Kekuatan sebuah pengampunan
Namanya Stefanus. Nama ini berasal dari bahasa Yunani yaitu Στέφανος (Stéfanos) atau “στέφανος”, yang berarti: lingkaran, mahkota, penghormatan, penghargaan. Pada hari ini kita mendengar kisah kemartirannya di dalam Kisah Para Rasul. Hasil dari sebuah kesaksian palsu telah membawa Stefanus dihadapkan kepada Mahkamah agama Yahudi. Ia dengan penuh keberanian mempertahankan imannya dan mengoreksi cara hidup mereka.Upahnya adalah kematian. St. Lukas memberi kesaksian bahwa sebelum menghembuskan nafasnya, Stefanus masih mau berdoa bagi para alogojo yang melemparinya dengan batu: “Tuhan, janganlah tanggungkan dosa ini kepada mereka!” (Kis 7:60).
Stefanus mengikuti teladan Yesus yang sedang ia layani. Ia sungguh-sungguh Kristiani, mengasihi dan mengimani Kristus sampai tuntas. Teladan Yesus Kristus yang mengampuni para algojo menjadi bagian dari hidup pribadi Stefanus. Ia patut mendapat kehormatan di hadapan Tuhan, sesuai dengan makna namanya. Apa yang terjadi dengan Stefanus setelah meninggal dunia? Ia merasakan kemuliaan Tuhan. Ia sendiri mengakui: “Sungguh, aku melihat langit terbuka dan Anak Manusia berdiri di sebelah kanan Allah.” (Kis 7:56).
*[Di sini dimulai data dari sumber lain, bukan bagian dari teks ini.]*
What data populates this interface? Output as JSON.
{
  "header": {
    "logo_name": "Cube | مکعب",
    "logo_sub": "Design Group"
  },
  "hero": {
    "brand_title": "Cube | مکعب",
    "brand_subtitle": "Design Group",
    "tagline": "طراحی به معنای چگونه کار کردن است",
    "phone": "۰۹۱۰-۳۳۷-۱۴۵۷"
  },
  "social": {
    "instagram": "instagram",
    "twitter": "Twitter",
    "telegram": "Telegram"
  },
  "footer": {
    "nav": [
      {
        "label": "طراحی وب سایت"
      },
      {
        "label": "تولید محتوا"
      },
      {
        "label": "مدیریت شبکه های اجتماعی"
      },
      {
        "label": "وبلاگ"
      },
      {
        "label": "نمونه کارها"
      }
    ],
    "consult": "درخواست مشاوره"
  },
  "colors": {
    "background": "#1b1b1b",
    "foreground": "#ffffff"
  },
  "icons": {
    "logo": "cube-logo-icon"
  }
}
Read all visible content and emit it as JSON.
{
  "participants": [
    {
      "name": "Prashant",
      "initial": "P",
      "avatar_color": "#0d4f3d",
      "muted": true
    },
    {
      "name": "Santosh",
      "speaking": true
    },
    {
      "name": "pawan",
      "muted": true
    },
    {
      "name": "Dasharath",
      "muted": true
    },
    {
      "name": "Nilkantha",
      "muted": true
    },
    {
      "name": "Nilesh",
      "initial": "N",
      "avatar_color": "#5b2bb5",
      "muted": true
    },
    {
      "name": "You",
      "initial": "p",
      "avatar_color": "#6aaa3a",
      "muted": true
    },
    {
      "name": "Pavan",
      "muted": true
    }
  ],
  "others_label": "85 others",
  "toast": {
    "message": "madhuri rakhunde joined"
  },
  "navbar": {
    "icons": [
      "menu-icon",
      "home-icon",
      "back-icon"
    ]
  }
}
Mengapa kita sulit untuk mengampuni terutama pada saat-saat yang sulit sebagaimana dialami Yesus dan Stefanus? Karena kita masih punya kecenderungan untuk tetap mengingat-ingat kesalahan orang lain. Masalah boleh berlalu, perjanjian damai boleh dibuat tetapi dalam hati masih sulit untuk mengampuni. Kesalahan sesama tetap membayangi hidup. Masa lalu tetap diingat dan dibawa sampai sekarang. Kita sedang “non progredi regredi est!” Bukanya maju melainkan mundur dalam hidup rohani. Mengampuni itu berasal dari kemampuan kita mengampuni diri sendiri. Kemampuan untuk melupakan semua kesalahan yang dilakukan sesama kepada kita. Kita butuh Yesus untuk menjadi seperti Stefanus.